January 06, 2009 13:41

It's always interesting to see how long it takes Mahmoud Zahar to pop up as the bloodthirsty voice of Hamas whenever there is a conflict with Israel.

Yesterday, according to The Times, in "a televised broadcast recorded at a secret location" (wonder why?) Zahar was at it again, promising that Hamas would kill Jews abroad in revenge for the attacks on Gaza.

Zahar, it is easy to forget, is a doctor, whose first mission ought to be the saving of life rather than pledging to obliterate Jews. But ever since meeting this deeply unpleasant specimen in 1992, I have wondered how Zahar squares his obligation to the Hippocratic oath with his vengeful statements of hatred.

I went to see Zahar in his home in Gaza, one of the few homes with his own private mosque in the courtyard. I was with another journalist, also Jewish, a woman who wrote for a Dutch evening newspaper. She was blonde and as apparently Aryan as I was brunette and...

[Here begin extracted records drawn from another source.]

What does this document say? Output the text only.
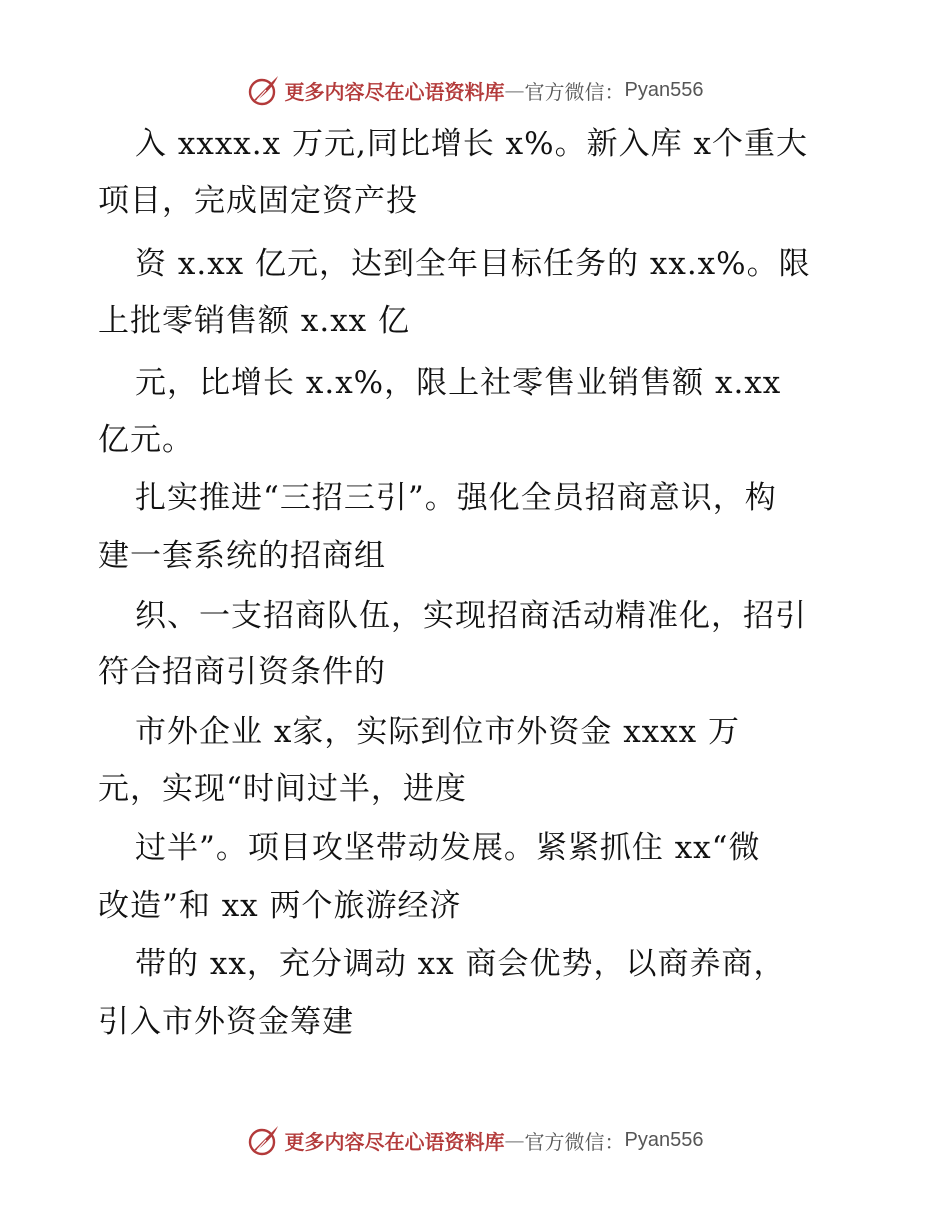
更多内容尽在心语资料库 — 官方微信： Pyan556
入 xxxx.x 万元,同比增长 x%。新入库 x个重大
项目，完成固定资产投
资 x.xx 亿元，达到全年目标任务的 xx.x%。限
上批零销售额 x.xx 亿
元，比增长 x.x%，限上社零售业销售额 x.xx
亿元。
扎实推进“三招三引”。强化全员招商意识，构
建一套系统的招商组
织、一支招商队伍，实现招商活动精准化，招引
符合招商引资条件的
市外企业 x家，实际到位市外资金 xxxx 万
元，实现“时间过半，进度
过半”。项目攻坚带动发展。紧紧抓住 xx“微
改造”和 xx 两个旅游经济
带的 xx，充分调动 xx 商会优势，以商养商，
引入市外资金筹建
更多内容尽在心语资料库 — 官方微信： Pyan556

Our Palestinian fixer had warned us that we had to dress appropriately to speak to a devout Muslim: long sleeves, long skirts, heads swathed in scarves, a dress code with which we were happy to oblige. Mohammed, our fixer, was clearly nervous and uncomfortable around Zahar; it had taken him weeks to persuade Zahar to talk to us and he repeatedly warned me, in particular, not to divulge what newspaper I worked for. Zahar, however, was relaxed and calm; he wanted to lecture us, which he did, at length, about Hamas's superior morality in the Gaza Strip. Eventually, much to the discomfort of

Mohammed the fixer (who was Fatah through and through), I got fed up and began to argue with him. Mohammed sank lower and lower in his chair while Zahar and I exchanged debating points.

Finally, our audience was over. My colleague and I went outside the courtyard and sat in the car, but Mohammed was called back. With a look of pure terror on his face, he returned to the house to speak to Zahar. He came out, his face a rictus. Zahar, he said, despite my "lucky" inability to provide him with a business card, had figured out who I was. "He says he can smell the Jews."